Cette jurisprudence a

été rappelée à plusieurs reprises, pour confirmer la qualité pour recourir de

l'administration cantonale de l'impôt fédéral direct (ATF du 2 avril 1996 dans

la cause 2A. 232 et 233/1995; ATF 110 Ib 197, qui répète que le canton est

directement touché dans ses intérêts fiscaux; ce dernier arrêt dénie en

revanche la qualité pour recourir à une administration cantonale de la taxe

militaire, puisqu'il s'agit d'une taxe que les cantons doivent verser à la

Confédération, après déduction d'une commission destinée à couvrir les frais de

perception). Moor (op. cit., vol. II, p. 423) critique cette jurisprudence en

relevant qu'elle n'est pas très convaincante. Quoi qu'il en soit, la question

de recevabilité est résolue depuis l'entrée en vigueur de la LIFD du 14

décembre 1990, dont l'art. 146 prévoit expressément que l'administration

cantonale de l'impôt fédéral direct a qualité pour former un recours de droit

administratif au Tribunal fédéral. On ne saurait dès lors invoquer la

jurisprudence rendue à propos de la qualité pour agir de l'administration

cantonale pour l'appliquer à la municipalité recourante. Il faut bien, au

contraire, admettre que cette jurisprudence est dépassée; elle s'écarte

clairement des critères retenus ailleurs (rappelés plus haut, au consid. 3)

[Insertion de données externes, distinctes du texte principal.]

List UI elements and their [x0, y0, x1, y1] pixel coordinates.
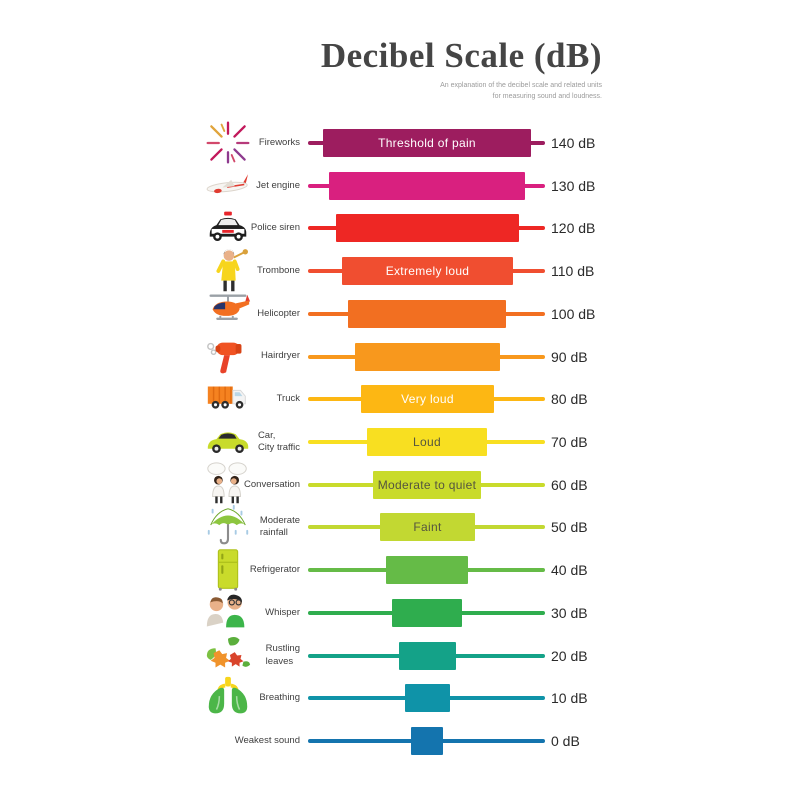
db-bar: Faint — [380, 513, 475, 542]
header: Decibel Scale (dB) An explanation of the… — [321, 36, 602, 103]
db-bar — [355, 342, 500, 371]
db-value: 80 dB — [551, 391, 588, 408]
db-value: 20 dB — [551, 647, 588, 664]
source-label: Whisper — [265, 606, 300, 618]
scale-row-50db: Moderate rainfall Faint 50 dB — [0, 505, 800, 548]
db-bar — [329, 171, 525, 200]
scale-row-90db: Hairdryer 90 dB — [0, 336, 800, 378]
police-car-icon — [200, 207, 256, 249]
loudness-annotation: Loud — [413, 434, 441, 449]
scale-row-30db: Whisper 30 dB — [0, 592, 800, 634]
source-label: Car, City traffic — [257, 429, 300, 453]
db-value: 40 dB — [551, 562, 588, 579]
db-value: 100 dB — [551, 305, 596, 322]
conversation-icon — [200, 462, 256, 506]
scale-row-100db: Helicopter 100 dB — [0, 293, 800, 335]
db-value: 140 dB — [551, 135, 596, 151]
source-label: Rustling leaves — [265, 643, 300, 667]
source-label: Conversation — [244, 478, 300, 490]
source-label: Hairdryer — [260, 350, 300, 362]
source-label: Helicopter — [257, 307, 300, 319]
scale-row-40db: Refrigerator 40 dB — [0, 549, 800, 591]
scale-row-0db: Weakest sound 0 dB — [0, 720, 800, 762]
db-bar — [336, 214, 519, 243]
scale-row-130db: Jet engine 130 dB — [0, 165, 800, 207]
source-label: Refrigerator — [249, 563, 300, 575]
source-label: Fireworks — [258, 136, 300, 148]
subtitle-line-2: for measuring sound and loudness. — [492, 92, 602, 100]
db-value: 70 dB — [551, 433, 588, 450]
subtitle: An explanation of the decibel scale and … — [321, 81, 602, 103]
source-label: Weakest sound — [234, 734, 300, 746]
source-label: Jet engine — [256, 179, 300, 191]
helicopter-icon — [200, 293, 256, 335]
db-bar — [411, 726, 443, 755]
db-value: 50 dB — [551, 519, 588, 536]
db-bar — [348, 299, 506, 328]
db-value: 30 dB — [551, 604, 588, 621]
trombone-player-icon — [200, 249, 256, 292]
db-value: 130 dB — [551, 177, 596, 194]
truck-icon — [200, 378, 256, 420]
scale-row-80db: Truck Very loud 80 dB — [0, 378, 800, 420]
scale-row-60db: Conversation Moderate to quiet 60 dB — [0, 462, 800, 506]
umbrella-rain-icon — [200, 505, 256, 548]
loudness-annotation: Extremely loud — [385, 264, 470, 279]
page-title: Decibel Scale (dB) — [320, 36, 602, 75]
db-bar: Moderate to quiet — [373, 470, 481, 499]
source-label: Breathing — [259, 692, 300, 704]
db-value: 120 dB — [551, 220, 596, 237]
db-value: 110 dB — [551, 263, 595, 280]
db-value: 90 dB — [551, 348, 588, 365]
scale-row-120db: Police siren 120 dB — [0, 207, 800, 249]
scale-row-70db: Car, City traffic Loud 70 dB — [0, 421, 800, 463]
scale-row-20db: Rustling leaves 20 dB — [0, 635, 800, 677]
leaves-icon — [200, 635, 256, 677]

pour définir la qualité pour recourir d'une collectivité publique. En

particulier, l'argument selon lequel l'administration interviendrait en matière

d'impôt fédéral direct non pas en tant qu'autorité, mais en tant que

représentant légal du canton (argument déjà très contestable lorsqu'il visait

l'administration cantonale des impôts) ne peut s'appliquer à une municipalité

qui entend recourir contre la décision d'un autre organe de la même

collectivité publique.

6. Ainsi, en prélevant des

taxes prévues par les règlements communaux, la municipalité agit dans

l'exercice des compétences que lui attribue la loi au sens large. En recourant contre

les décisions de la commission communale de recours en matière fiscale, la

municipalité intervient dans le seul but d'une correcte application de la loi,

en défendant l'intérêt financier général (qui doit être préservé dans la même

mesure par la commission de recours). Il convient donc d'admettre que la

municipalité n'a pas qualité pour recourir contre une décision de la commission

de recours en matière fiscale de la même commune.

7. Au vu de ce qui

précède, le recours doit être déclaré irrecevable.

On observera pour

terminer que le recours de la commune est antérieur au revirement de

jurisprudence de l'arrêt FI 95/011 du 10 mai 1995 (RDAF 1995 p. 392), maintenu

depuis lors. La nouvelle jurisprudence qui en résulte doit s'appliquer

immédiatement aux affaires pendantes au moment où elle est adoptée. En effet,

un avertissement préalable, exigé pour la sauvegarde de la bonne foi, n'est

nécessaire que dans les cas où, informé à temps, le justiciable aurait pu agir

de telle sorte que sa démarche fût recevable. Ainsi en va-t-il en cas

modification de la computation d'un délai, mais pas lorsque c'est la qualité

pour recourir qui est en cause (arrêt du Tribunal fédéral du 26 mars 1996,

1P.570/1995, confirmant l'arrêt AC 95/088 du 7 septembre 1995 GPE c/ Lausanne;

voir AC 95/073 du 28 juin 1996, RDAF 1996 p. 485, spéc. p. 493). On tiendra

compte en revanche du changement de jurisprudence - quand bien même les parties

ont été interpellées sur ce point - dans la décision sur les frais.

Par ces motifs

le Tribunal administratif

arrête:

I. Le recours est

irrecevable.

II. L'arrêt est

rendu sans frais.

Lausanne, le 7 avril 2000

Le président: La

greffière:

Le présent arrêt est communiqué aux

destinataires de l'avis d'envoi ci-joint.